Os dois pontos são questionados pelas entidades que atuam em defesa dos indígenas. Para a Articulação dos Povos Indígenas do Brasil (Apib), a possibilidade de indenização pode inviabilizar as demarcações. A entidade também argumenta que a exploração econômica flexibiliza o usufruto exclusivo das terras pelos indígenas.
Para acompanhar o julgamento no STF, indígenas estão mobilizados em Brasília. Eles também se manifestam contra a tentativa do Senado de legalizar o marco temporal, que tramita na casa em paralelo ao julgamento no STF.
Os ministros Edson Fachin (relator), Alexandre de Moraes, Cristiano Zanin, Luís Roberto Barroso e Dias Toffoli consideram que o direito à terra pelas comunidades indígenas independe da ocupação do local até 5 de setembro de 1988, data de promulgação da Constituição Federal.

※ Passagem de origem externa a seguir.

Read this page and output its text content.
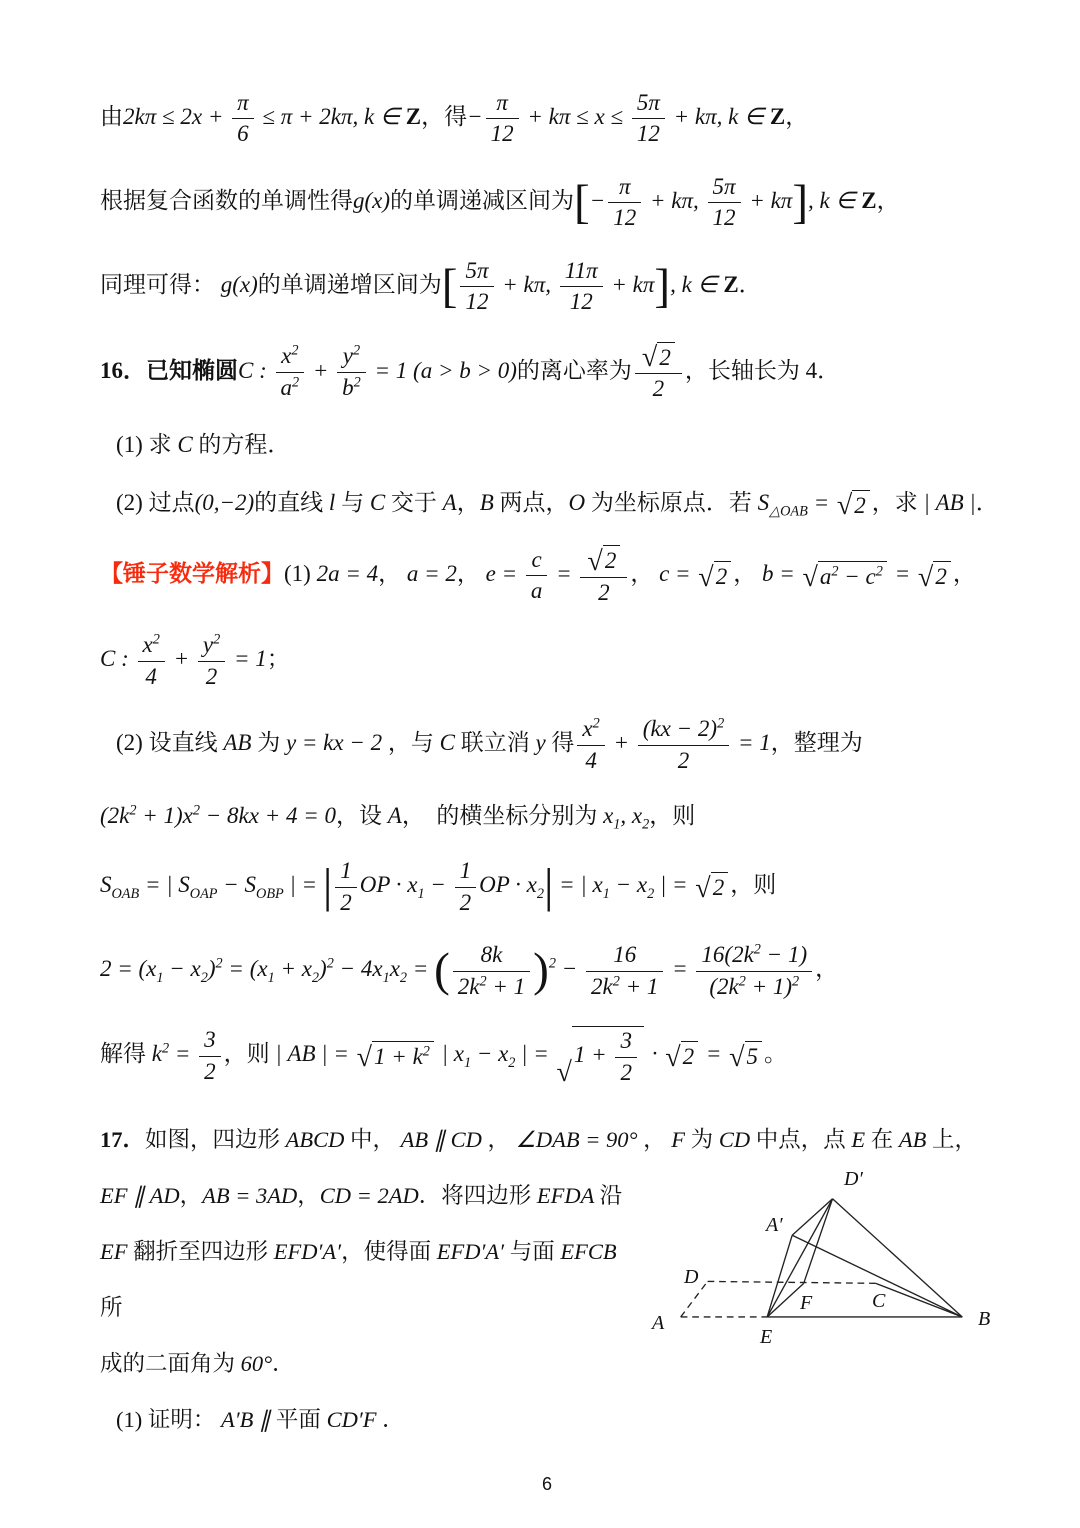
由$2k\pi \le 2x + \frac{\pi}{6} \le \pi + 2k\pi$, k ∈ Z，得− $\frac{\pi}{12} + k\pi \le x \le \frac{5\pi}{12} + k\pi$, k ∈ Z，
根据复合函数的单调性得g(x)的单调递减区间为[− $\frac{\pi}{12} + k\pi$, $\frac{5\pi}{12} + k\pi$], k ∈ Z，
同理可得： g(x)的单调递增区间为[ $\frac{5\pi}{12} + k\pi$, $\frac{11\pi}{12} + k\pi$], k ∈ Z．
16．已知椭圆C : $\frac{x^2}{a^2} + \frac{y^2}{b^2} = 1$ (a > b > 0)的离心率为 $\frac{√ 2}{2}$ ，长轴长为 4．
(1) 求 C 的方程．
(2) 过点(0,−2)的直线 l 与 C 交于 A，B 两点，O 为坐标原点．若 $S_{\triangle OAB}$ = √ 2 ，求 | AB |．
【锤子数学解析】(1) 2a = 4， a = 2， $e = \frac{c}{a} = \frac{√ 2}{2}$ ， c = √ 2 ， b = √ $a^2 - c^2$ = √ 2 ，
C : $\frac{x^2}{4} + \frac{y^2}{2} = 1$；
(2) 设直线 AB 为 y = kx − 2 ，与 C 联立消 y 得 $\frac{x^2}{4} + \frac{(kx - 2)^2}{2} = 1$，整理为
$(2k^2 + 1)x^2 - 8kx + 4 = 0$，设 A，　的横坐标分别为 $x_1$, $x_2$，则
$S_{OAB}$ = | $S_{OAP} - S_{OBP}$ | = | $\frac{1}{2}$ OP · $x_1 - \frac{1}{2}$ OP · $x_2|$ = | $x_1 - x_2$ | = √ 2 ，则
$2 = (x_1 - x_2)^2 = (x_1 + x_2)^2 - 4x_1x_2$ = ( $\frac{8k}{2k^2 + 1} )^2 - \frac{16}{2k^2 + 1} = \frac{16(2k^2 - 1)}{(2k^2 + 1)^2}$ ，
解得 $k^2 = \frac{3}{2}$ ，则 | AB | = √ $1 + k^2$ | $x_1 - x_2$ | =
√
$1 + \frac{3}{2}$ · √ 2 = √ 5 。
17．如图，四边形 ABCD 中， AB ∥ CD ， ∠DAB = 90° ， F 为 CD 中点，点 E 在 AB 上，
EF ∥ AD，AB = 3AD，CD = 2AD．将四边形 EFDA 沿
EF 翻折至四边形 EFD′A′，使得面 EFD′A′ 与面 EFCB 所
成的二面角为 60°．
(1) 证明： A′B ∥ 平面 CD′F ．
D′
A′
D
F	C
A
E
B
6
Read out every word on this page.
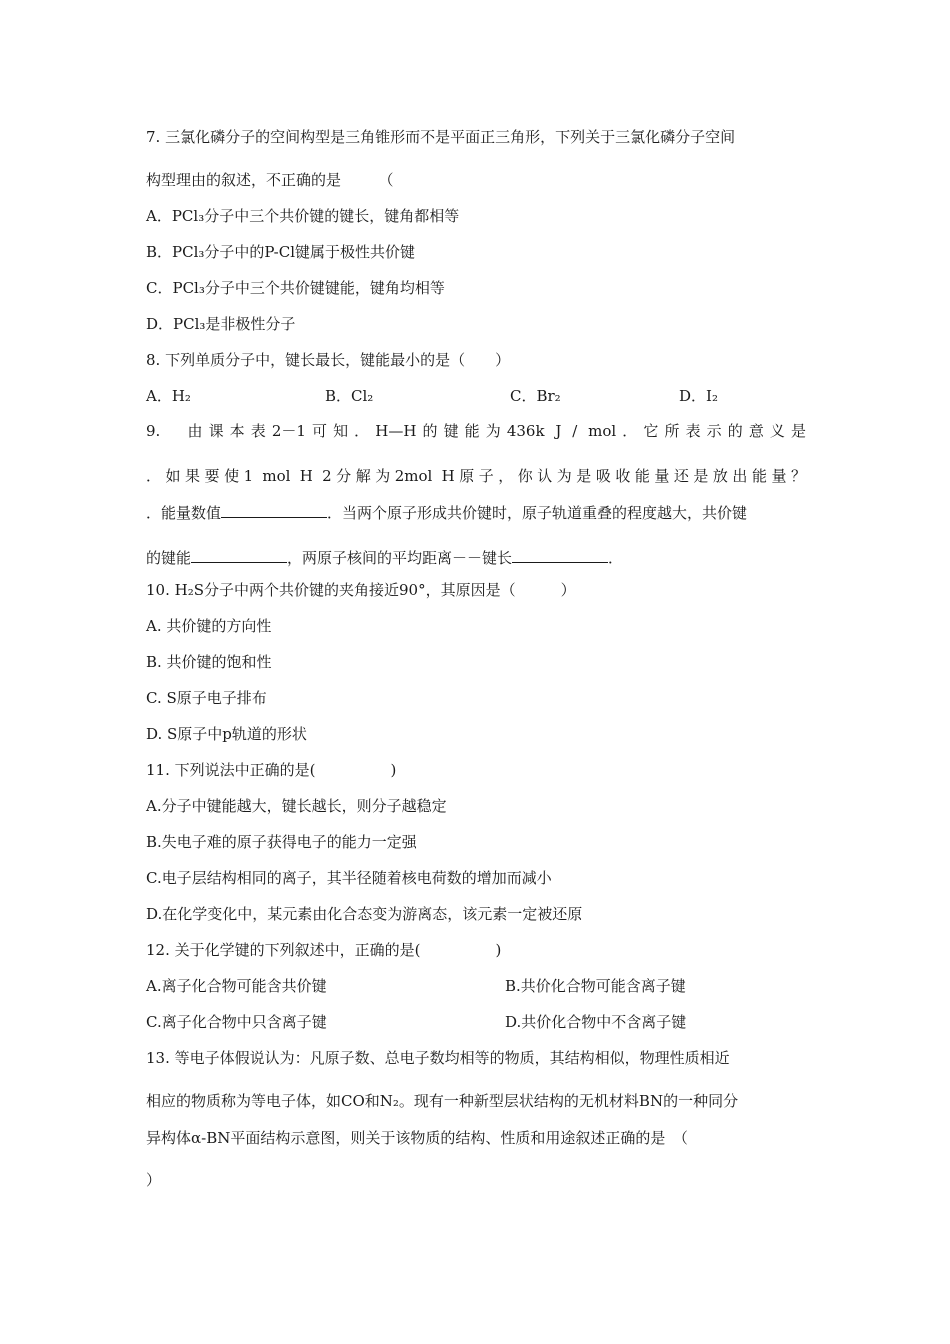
7. 三氯化磷分子的空间构型是三角锥形而不是平面正三角形，下列关于三氯化磷分子空间
构型理由的叙述，不正确的是　　　（
A．PCl₃分子中三个共价键的键长，键角都相等
B．PCl₃分子中的P-Cl键属于极性共价键
C．PCl₃分子中三个共价键键能，键角均相等
D．PCl₃是非极性分子
8. 下列单质分子中，键长最长，键能最小的是（　　）
A．H₂	B．Cl₂	C．Br₂	D．I₂
9.　由课本表2－1可知．H—H的键能为436k J / mol．它所表示的意义是
．如果要使1 mol H 2分解为2mol H原子，你认为是吸收能量还是放出能量？
．能量数值	．当两个原子形成共价键时，原子轨道重叠的程度越大，共价键
的键能	，两原子核间的平均距离－－键长	．
10. H₂S分子中两个共价键的夹角接近90°，其原因是（　　　）
A. 共价键的方向性
B. 共价键的饱和性
C. S原子电子排布
D. S原子中p轨道的形状
11. 下列说法中正确的是(　　　　　)
A.分子中键能越大，键长越长，则分子越稳定
B.失电子难的原子获得电子的能力一定强
C.电子层结构相同的离子，其半径随着核电荷数的增加而减小
D.在化学变化中，某元素由化合态变为游离态，该元素一定被还原
12. 关于化学键的下列叙述中，正确的是(　　　　　)
A.离子化合物可能含共价键	B.共价化合物可能含离子键
C.离子化合物中只含离子键	D.共价化合物中不含离子键
13. 等电子体假说认为：凡原子数、总电子数均相等的物质，其结构相似，物理性质相近
相应的物质称为等电子体，如CO和N₂。现有一种新型层状结构的无机材料BN的一种同分
异构体α-BN平面结构示意图，则关于该物质的结构、性质和用途叙述正确的是　（
）
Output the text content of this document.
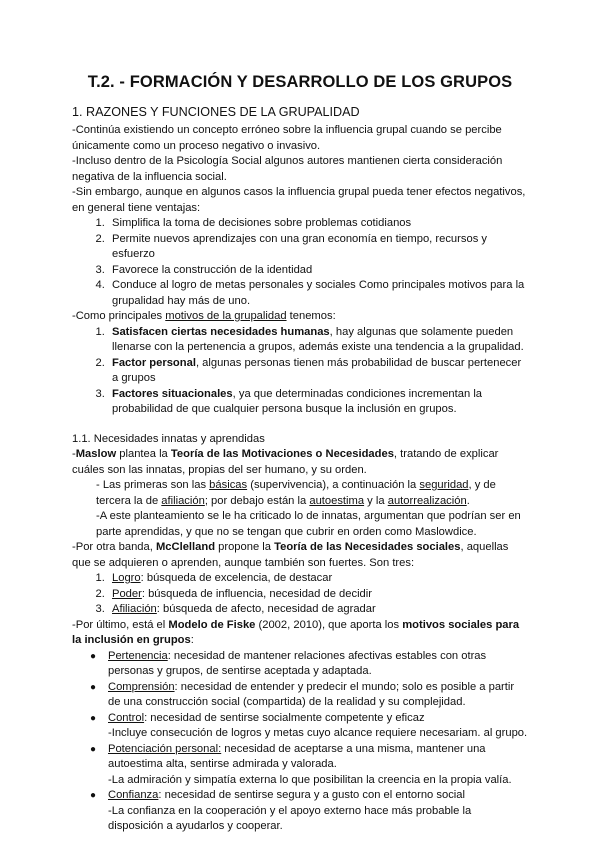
T.2. - FORMACIÓN Y DESARROLLO DE LOS GRUPOS
1. RAZONES Y FUNCIONES DE LA GRUPALIDAD

-Continúa existiendo un concepto erróneo sobre la influencia grupal cuando se percibe únicamente como un proceso negativo o invasivo.

-Incluso dentro de la Psicología Social algunos autores mantienen cierta consideración negativa de la influencia social.

-Sin embargo, aunque en algunos casos la influencia grupal pueda tener efectos negativos, en general tiene ventajas:

1. Simplifica la toma de decisiones sobre problemas cotidianos
2. Permite nuevos aprendizajes con una gran economía en tiempo, recursos y esfuerzo
3. Favorece la construcción de la identidad
4. Conduce al logro de metas personales y sociales Como principales motivos para la grupalidad hay más de uno.

-Como principales motivos de la grupalidad tenemos:

1. Satisfacen ciertas necesidades humanas, hay algunas que solamente pueden llenarse con la pertenencia a grupos, además existe una tendencia a la grupalidad.
2. Factor personal, algunas personas tienen más probabilidad de buscar pertenecer a grupos
3. Factores situacionales, ya que determinadas condiciones incrementan la probabilidad de que cualquier persona busque la inclusión en grupos.
1.1. Necesidades innatas y aprendidas

-Maslow plantea la Teoría de las Motivaciones o Necesidades, tratando de explicar cuáles son las innatas, propias del ser humano, y su orden.

- Las primeras son las básicas (supervivencia), a continuación la seguridad, y de tercera la de afiliación; por debajo están la autoestima y la autorrealización.

-A este planteamiento se le ha criticado lo de innatas, argumentan que podrían ser en parte aprendidas, y que no se tengan que cubrir en orden como Maslowdice.

-Por otra banda, McClelland propone la Teoría de las Necesidades sociales, aquellas que se adquieren o aprenden, aunque también son fuertes. Son tres:

1. Logro: búsqueda de excelencia, de destacar
2. Poder: búsqueda de influencia, necesidad de decidir
3. Afiliación: búsqueda de afecto, necesidad de agradar

-Por último, está el Modelo de Fiske (2002, 2010), que aporta los motivos sociales para la inclusión en grupos:

● Pertenencia: necesidad de mantener relaciones afectivas estables con otras personas y grupos, de sentirse aceptada y adaptada.
● Comprensión: necesidad de entender y predecir el mundo; solo es posible a partir de una construcción social (compartida) de la realidad y su complejidad.
● Control: necesidad de sentirse socialmente competente y eficaz
-Incluye consecución de logros y metas cuyo alcance requiere necesariam. al grupo.
● Potenciación personal: necesidad de aceptarse a una misma, mantener una autoestima alta, sentirse admirada y valorada.
-La admiración y simpatía externa lo que posibilitan la creencia en la propia valía.
● Confianza: necesidad de sentirse segura y a gusto con el entorno social
-La confianza en la cooperación y el apoyo externo hace más probable la disposición a ayudarlos y cooperar.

Em sentindo contrário, os ministros Nunes Marques e André Mendonça entendem que a data da promulgação deve ser fixada como marco temporal da ocupação. O julgamento prossegue a partir das 14h, com transmissão ao vivo pela TV Justiça, pela Rádio Justiça e pelo canal do STF no YouTube.
Acompanhe ao vivo:
Quem são os ocupantes de boa-fé
Toffoli considera que a Constituição Federal de 1988, ao assegurar aos indígenas o direito às terras tradicionais, partiu da concepção dos próprios povos sobre seu território, para permitir que a ocupação se estabeleça conforme seus usos, seus costumes e suas tradições. O ministro entende que, nos casos em que a demarcação envolva a retirada de não indígenas que ocupem a área de boa-fé, deve-se buscar seu reassentamento. Caso isso não seja possível, a indenização deverá abranger, além das benfeitorias, o valor da terra nua, calculado em processo paralelo ao demarcatório e sem direito à retenção das terras.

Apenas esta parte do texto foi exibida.